Delivering its audit of the Scottish Police Authority’s (SPA) 2017/18 accounts, Audit Scotland said there had been improvements in governance and transparency.
But it said the SPA, which manages the £1.1 billion annual police budget, still faces budgetary pressures.
Publishing its annual report and accounts yesterday, the SPA said it had reduced its projected deficit from £47.2 million to a £34.3m overspend by the end of the financial year.
Auditor General Caroline Gardner said there had been “slow progress” developing workforce and estate strategies.
And she highlighted the fact £4.3m was spent in 2017/18 on consultancy fees – more than double the £1.9m spent the previous year. Expenditure on agency staff was £4m, a significant increase from the £1.5m spent in 2016/17.
Ms Gardner said: “Policing in Scotland continues to go through considerable change. Progress has been made in key areas, but there remains a substantial amount of work to do if the SPA is to achieve long-term financial sustainability and meet the challenges of modern policing.
“The scale, cost and complexity of the plans needed to deliver that transformational change should not be underestimated. It’s vital that the SPA and Police Scotland develop comprehensive strategies for its future workforce, estates and ICT and clarify where the funding is coming from to make them a reality.”
Audit Scotland also highlighted the “critical” role of a recently approved IT strategy, which Police Scotland has said would cost £298m to address its ageing computer system.
The SPA was heavily criticised under its previous leadership for a decision – later reversed – to hold many of its meetings in private.
Susan Deacon, chair of the SPA board, said: “A huge amount of work has gone into improving the financial and organisational performance of the Scottish Police Authority and Police Scotland – and that work continues.

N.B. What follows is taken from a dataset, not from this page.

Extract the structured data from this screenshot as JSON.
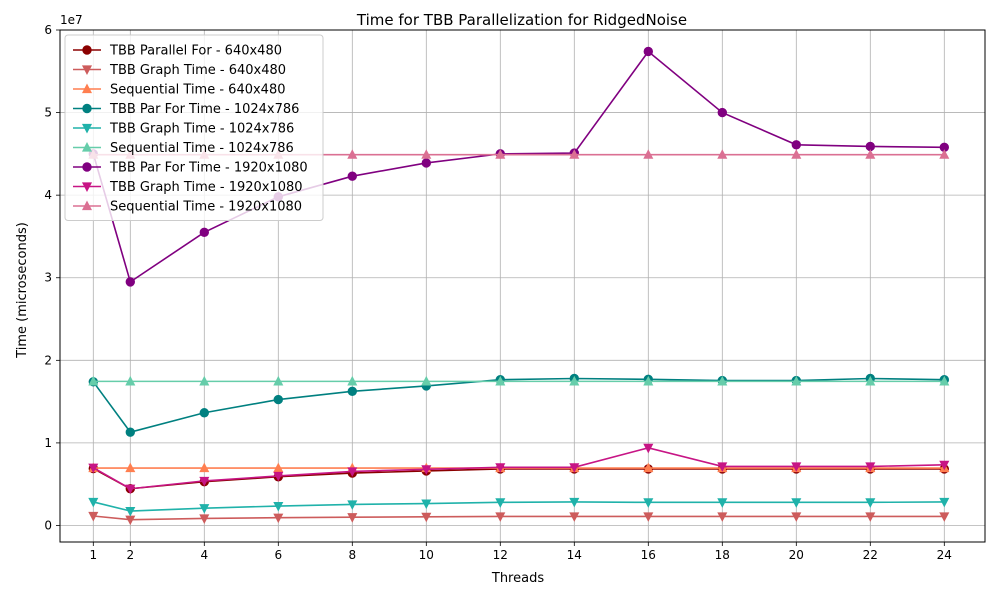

“This year’s annual report and accounts, and Audit Scotland’s independent reports, demonstrate that substantive improvements have been made. I am particularly pleased that Audit Scotland has noted that the authority now conducts its business in an open and transparent manner. This was, quite rightly, an area of significant critical comment in the past.”
But Scottish Liberal Democrat justice spokesman Liam McArthur said it was clear the SPA was still “struggling to find its feet” five years on from its creation.
He said: “The effects of the SNP’s bungled policing centralisation will be felt for years to come.
“The SPA, Police Scotland the Scottish Government all need to step up because the problems on their desk are huge.”
Scottish Labour’s justice spokesman Daniel Johnson MSP said: “Widespread reforms to policing cannot be completed on the cheap, while it is clear mismanagement at the SPA is also impacting on delivery.
“The SNP government must look at the findings of this review and finally heed the continued warnings.”